A sad and frightening time.

And so much more has happened just since Tuesday.

Beloved, as we prepare to gather at the Table and celebrate the 87th anniversary of World Communion, there is an urgent need to remember. To remember God’s presence and sustenance in times of trial. So, if you have communion elements nearby, would you hold them up for all of us to see? Whatever you have: bread, rolls, donuts, juice, wine, coffee, or tea. While you are getting the elements, I will note that what we do during communion in remembering Jesus’ meal with his friends in Jerusalem is different than the Passover meal our friends who are Jewish participate in each year. However, faith in an ongoing meal, a never-ending story—that God is always with us—and this truth runs throughout humanity’s narrative.

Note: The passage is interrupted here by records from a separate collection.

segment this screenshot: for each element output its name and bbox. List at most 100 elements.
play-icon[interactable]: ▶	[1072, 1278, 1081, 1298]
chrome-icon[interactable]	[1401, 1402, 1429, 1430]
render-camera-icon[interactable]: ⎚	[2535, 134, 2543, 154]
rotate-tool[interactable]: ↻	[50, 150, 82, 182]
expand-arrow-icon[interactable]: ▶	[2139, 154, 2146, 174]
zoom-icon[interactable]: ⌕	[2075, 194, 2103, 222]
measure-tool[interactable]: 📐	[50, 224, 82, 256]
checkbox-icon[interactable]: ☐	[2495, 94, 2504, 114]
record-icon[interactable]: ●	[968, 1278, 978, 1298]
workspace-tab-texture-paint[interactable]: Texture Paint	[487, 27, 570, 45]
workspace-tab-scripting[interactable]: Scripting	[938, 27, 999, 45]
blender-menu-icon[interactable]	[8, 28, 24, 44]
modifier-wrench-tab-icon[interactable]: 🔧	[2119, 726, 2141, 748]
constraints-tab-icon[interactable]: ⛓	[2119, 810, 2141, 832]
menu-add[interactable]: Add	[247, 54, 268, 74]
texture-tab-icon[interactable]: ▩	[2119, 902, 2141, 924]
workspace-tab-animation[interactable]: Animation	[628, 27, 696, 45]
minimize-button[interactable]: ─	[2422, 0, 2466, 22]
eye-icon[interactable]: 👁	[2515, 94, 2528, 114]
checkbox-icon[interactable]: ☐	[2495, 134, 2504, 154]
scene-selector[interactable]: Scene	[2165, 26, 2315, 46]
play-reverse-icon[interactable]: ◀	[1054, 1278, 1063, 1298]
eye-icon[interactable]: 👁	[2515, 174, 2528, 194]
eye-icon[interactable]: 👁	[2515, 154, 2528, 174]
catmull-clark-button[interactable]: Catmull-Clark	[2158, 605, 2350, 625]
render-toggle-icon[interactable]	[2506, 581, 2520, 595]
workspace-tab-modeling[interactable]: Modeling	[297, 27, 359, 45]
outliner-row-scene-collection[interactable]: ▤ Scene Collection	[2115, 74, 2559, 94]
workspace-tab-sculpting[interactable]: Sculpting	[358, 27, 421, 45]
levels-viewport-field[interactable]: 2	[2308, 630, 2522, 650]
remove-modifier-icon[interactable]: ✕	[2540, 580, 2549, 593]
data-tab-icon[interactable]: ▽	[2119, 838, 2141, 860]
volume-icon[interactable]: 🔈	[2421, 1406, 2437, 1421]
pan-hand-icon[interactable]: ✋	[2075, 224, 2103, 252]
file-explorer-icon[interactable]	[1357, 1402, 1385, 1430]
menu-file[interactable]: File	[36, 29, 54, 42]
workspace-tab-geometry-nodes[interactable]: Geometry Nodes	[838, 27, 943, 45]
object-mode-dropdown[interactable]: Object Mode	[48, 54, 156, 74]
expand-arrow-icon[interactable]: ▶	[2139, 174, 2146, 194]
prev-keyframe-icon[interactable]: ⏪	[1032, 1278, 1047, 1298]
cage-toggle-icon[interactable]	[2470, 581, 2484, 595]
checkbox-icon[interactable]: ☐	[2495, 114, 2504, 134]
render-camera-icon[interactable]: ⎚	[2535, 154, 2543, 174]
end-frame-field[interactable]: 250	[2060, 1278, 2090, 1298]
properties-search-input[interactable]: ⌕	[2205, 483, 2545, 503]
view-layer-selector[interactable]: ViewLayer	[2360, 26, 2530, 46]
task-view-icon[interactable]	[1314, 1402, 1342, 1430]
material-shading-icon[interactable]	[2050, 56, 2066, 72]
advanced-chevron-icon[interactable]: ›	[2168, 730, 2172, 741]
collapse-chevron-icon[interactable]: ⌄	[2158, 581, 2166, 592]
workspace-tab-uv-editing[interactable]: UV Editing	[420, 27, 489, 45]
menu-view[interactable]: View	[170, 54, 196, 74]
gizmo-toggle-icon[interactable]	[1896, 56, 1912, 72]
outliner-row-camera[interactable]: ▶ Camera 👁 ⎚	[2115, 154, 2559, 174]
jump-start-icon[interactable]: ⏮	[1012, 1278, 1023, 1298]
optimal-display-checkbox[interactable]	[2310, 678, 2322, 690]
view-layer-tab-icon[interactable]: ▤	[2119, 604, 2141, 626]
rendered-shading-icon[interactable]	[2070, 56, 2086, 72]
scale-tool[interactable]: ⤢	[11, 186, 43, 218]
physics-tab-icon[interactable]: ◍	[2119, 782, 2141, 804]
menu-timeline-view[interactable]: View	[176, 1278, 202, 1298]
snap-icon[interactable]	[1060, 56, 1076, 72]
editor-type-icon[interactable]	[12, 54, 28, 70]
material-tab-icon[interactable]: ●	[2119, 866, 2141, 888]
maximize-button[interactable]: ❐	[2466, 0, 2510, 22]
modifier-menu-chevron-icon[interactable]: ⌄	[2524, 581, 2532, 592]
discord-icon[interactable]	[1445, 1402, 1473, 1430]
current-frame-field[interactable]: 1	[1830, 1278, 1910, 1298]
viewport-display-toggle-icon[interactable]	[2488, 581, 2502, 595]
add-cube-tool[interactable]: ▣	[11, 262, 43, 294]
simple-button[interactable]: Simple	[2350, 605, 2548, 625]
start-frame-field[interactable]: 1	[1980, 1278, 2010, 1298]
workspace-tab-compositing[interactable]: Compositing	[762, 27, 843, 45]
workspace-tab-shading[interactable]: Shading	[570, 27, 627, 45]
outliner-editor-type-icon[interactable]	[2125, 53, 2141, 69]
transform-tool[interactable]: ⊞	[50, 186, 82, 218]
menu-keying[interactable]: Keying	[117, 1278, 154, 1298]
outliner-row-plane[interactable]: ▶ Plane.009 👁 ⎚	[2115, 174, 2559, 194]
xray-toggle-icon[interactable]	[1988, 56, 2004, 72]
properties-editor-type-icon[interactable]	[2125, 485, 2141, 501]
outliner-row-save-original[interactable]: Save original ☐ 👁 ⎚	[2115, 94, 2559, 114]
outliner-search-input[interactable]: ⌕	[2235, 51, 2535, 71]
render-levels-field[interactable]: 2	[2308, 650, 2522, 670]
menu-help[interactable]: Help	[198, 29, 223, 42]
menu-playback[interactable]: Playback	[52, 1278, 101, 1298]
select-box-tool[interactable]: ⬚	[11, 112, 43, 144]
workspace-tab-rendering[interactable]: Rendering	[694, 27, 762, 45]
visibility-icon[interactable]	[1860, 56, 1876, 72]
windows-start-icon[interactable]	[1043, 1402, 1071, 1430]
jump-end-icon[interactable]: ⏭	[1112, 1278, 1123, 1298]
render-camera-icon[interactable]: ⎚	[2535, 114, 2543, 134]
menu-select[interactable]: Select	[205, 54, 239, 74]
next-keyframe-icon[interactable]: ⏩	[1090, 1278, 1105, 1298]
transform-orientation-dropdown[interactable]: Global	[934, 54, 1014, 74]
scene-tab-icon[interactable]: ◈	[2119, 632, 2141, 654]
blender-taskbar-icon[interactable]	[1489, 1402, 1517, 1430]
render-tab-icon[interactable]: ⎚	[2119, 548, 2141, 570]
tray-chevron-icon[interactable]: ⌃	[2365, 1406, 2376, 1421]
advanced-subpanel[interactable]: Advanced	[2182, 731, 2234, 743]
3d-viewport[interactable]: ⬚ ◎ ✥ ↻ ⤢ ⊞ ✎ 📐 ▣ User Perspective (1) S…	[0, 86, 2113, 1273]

People of God, take a look. This is our story, in the midst of a pandemic. Ten (plus) plagues. God sees and hears with world’s sorrows. In the midst of plague, our gathering affirms God works to sustain us and bring life.

Let us gather at the Table and remember the importance of encountering God in community, around a meal—wherever we are.

~ Pastor Kris

Reflection on Exodus 12:1-13 and 13:1-8 offered October 4, 2020

[1] Nyasha Junior, Women’s Bible Commentary: Revised and Updated, ed. Carol A. Newsom, Sharon H. Ringe, and Jacqueline E. Lapsley (Louisville, Ky: Westminster John Knox Press, 2012), 56.